Here is an interesting, although depressing, article about Academic Anesthesiology.
The potential demise of academic anesthesiology has detrimental implications for all patients and for all physicians even in those in specialties other than Anesthesiology.
The article is worth reviewing by everyone who values academic medicine:
Is the Golden Age of Academic Anesthesia Over? – Academic Anesthesia: Quo Vadis?, from Anesthesiology News. , FEBRUARY 10, 2020.
Here are excerpts:
Times have changed, and as several authors have warned,1-3 anesthesiology is losing its position as a respected academic discipline. Academic anesthesia, as many of us have known it, may soon be a candidate for the endangered species list.
The administrations of many medical schools and their affiliated hospitals view departments of anesthesiology as simply a necessary hospital-based service to support the surgical specialties that are easier to commercialize. Indeed, it seems that some medical school hospitals will deliberately offer their anesthesia services at or below cost in contract negotiations with insurers. While that may appeal to the insurers, it creates an unnecessary anesthesia faculty dependency on the kindness of the dean and hospital CEO to support their academic efforts. Although this dependency may serve higher economic purposes, it can cripple academic anesthesia.
As reimbursements decrease, academic departments are responding by increasing the clinical duties of the faculty to the detriment of their academic activities.4 Some anesthesia departments are able to maintain academic credibility by acquiring one or more National Institutes of Health (NIH)-supported faculty and granting them protected research time, with minimal clinical responsibilities.
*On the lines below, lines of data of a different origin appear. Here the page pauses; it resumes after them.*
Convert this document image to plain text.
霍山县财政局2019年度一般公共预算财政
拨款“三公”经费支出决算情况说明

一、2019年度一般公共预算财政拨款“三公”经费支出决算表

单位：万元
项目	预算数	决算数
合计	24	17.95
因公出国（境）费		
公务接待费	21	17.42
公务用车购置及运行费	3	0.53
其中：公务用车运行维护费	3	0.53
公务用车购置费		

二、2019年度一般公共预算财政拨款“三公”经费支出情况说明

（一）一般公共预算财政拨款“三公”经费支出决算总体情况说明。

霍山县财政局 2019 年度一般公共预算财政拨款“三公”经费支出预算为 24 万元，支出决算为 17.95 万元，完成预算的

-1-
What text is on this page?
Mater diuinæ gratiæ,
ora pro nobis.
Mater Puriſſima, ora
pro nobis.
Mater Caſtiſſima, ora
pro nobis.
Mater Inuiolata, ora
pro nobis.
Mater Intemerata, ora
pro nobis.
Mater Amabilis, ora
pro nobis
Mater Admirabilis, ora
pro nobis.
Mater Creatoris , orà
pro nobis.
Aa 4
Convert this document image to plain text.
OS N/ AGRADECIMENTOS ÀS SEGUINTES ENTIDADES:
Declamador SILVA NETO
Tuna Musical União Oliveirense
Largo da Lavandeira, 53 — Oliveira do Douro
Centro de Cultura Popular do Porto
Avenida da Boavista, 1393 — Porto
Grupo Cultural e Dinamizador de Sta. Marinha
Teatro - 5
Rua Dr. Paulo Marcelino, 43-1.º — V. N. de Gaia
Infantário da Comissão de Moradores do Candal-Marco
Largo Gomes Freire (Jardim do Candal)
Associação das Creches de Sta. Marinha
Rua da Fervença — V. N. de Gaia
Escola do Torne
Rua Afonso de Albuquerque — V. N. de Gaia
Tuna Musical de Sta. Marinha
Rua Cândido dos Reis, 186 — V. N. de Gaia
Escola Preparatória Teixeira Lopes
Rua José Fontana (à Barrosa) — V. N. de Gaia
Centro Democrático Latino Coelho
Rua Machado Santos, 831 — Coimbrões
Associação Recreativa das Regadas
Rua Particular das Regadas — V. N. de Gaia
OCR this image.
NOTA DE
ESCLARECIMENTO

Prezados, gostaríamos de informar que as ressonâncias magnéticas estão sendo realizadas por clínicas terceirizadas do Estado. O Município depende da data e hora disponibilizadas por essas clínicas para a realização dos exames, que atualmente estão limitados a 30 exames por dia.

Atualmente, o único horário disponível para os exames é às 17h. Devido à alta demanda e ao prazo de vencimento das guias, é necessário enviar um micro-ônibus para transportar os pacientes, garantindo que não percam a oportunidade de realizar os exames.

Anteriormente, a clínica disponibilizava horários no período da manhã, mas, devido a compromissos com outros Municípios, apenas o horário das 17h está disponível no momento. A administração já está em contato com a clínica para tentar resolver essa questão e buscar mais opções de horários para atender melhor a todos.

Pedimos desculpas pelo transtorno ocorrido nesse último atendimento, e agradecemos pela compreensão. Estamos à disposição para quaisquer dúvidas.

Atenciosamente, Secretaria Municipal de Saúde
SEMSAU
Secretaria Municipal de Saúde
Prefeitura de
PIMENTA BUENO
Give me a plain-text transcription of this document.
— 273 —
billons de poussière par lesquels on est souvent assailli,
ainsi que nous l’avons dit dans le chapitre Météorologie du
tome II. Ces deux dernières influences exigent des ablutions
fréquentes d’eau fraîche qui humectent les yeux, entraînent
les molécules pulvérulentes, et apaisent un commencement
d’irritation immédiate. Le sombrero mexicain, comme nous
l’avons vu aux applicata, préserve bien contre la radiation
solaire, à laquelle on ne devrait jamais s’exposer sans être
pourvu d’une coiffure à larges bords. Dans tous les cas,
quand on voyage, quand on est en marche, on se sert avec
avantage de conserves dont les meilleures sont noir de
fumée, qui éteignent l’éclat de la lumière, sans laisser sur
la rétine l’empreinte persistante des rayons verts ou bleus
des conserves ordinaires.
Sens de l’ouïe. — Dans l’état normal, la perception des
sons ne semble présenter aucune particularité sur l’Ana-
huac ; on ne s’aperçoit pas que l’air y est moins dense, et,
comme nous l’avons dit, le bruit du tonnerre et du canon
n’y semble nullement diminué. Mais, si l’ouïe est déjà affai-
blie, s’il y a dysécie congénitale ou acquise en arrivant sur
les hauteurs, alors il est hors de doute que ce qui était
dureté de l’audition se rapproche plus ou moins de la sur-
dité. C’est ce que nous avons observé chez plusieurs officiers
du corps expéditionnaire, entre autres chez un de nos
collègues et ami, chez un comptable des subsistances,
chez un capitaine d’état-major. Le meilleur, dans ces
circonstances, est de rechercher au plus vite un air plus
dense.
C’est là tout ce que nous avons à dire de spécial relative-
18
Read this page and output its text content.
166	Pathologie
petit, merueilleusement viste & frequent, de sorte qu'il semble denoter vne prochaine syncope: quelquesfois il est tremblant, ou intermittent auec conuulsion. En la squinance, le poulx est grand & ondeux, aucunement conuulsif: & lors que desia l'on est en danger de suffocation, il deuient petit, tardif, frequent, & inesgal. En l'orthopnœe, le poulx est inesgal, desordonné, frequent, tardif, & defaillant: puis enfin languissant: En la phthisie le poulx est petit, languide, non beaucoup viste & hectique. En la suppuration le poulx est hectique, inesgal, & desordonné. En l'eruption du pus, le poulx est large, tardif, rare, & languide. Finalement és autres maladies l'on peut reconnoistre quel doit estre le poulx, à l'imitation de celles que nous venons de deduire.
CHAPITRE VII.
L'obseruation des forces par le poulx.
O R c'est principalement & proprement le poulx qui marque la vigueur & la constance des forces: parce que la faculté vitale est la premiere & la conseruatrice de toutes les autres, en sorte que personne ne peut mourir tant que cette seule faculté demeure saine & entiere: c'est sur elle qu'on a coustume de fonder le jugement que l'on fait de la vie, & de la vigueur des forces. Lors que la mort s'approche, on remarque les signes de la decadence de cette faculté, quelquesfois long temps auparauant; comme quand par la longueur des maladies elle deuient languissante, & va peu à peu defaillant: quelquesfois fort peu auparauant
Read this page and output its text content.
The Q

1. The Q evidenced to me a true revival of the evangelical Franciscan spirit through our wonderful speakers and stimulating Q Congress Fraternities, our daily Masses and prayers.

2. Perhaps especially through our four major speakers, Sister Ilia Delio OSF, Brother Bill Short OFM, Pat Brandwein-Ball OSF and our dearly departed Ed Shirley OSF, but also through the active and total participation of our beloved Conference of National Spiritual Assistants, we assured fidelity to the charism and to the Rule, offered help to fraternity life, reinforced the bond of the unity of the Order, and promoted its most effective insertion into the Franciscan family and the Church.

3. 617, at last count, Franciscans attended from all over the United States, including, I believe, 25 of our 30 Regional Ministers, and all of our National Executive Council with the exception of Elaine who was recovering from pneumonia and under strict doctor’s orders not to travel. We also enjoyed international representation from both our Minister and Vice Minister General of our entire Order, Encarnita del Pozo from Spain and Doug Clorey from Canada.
As a result, the cost of these NIH faculty may be far out of proportion to the clinical income they generate.
Increased clinical workload and expectations of academic productivity combined with minimal control over the work environment lead to faculty discontent and loss of well-being. As a result, unfortunately, faculty may become bad role models for residents/fellows contemplating a career in academic anesthesia. Thus, the eventual demise of academic anesthesia is not as far-fetched as some might think.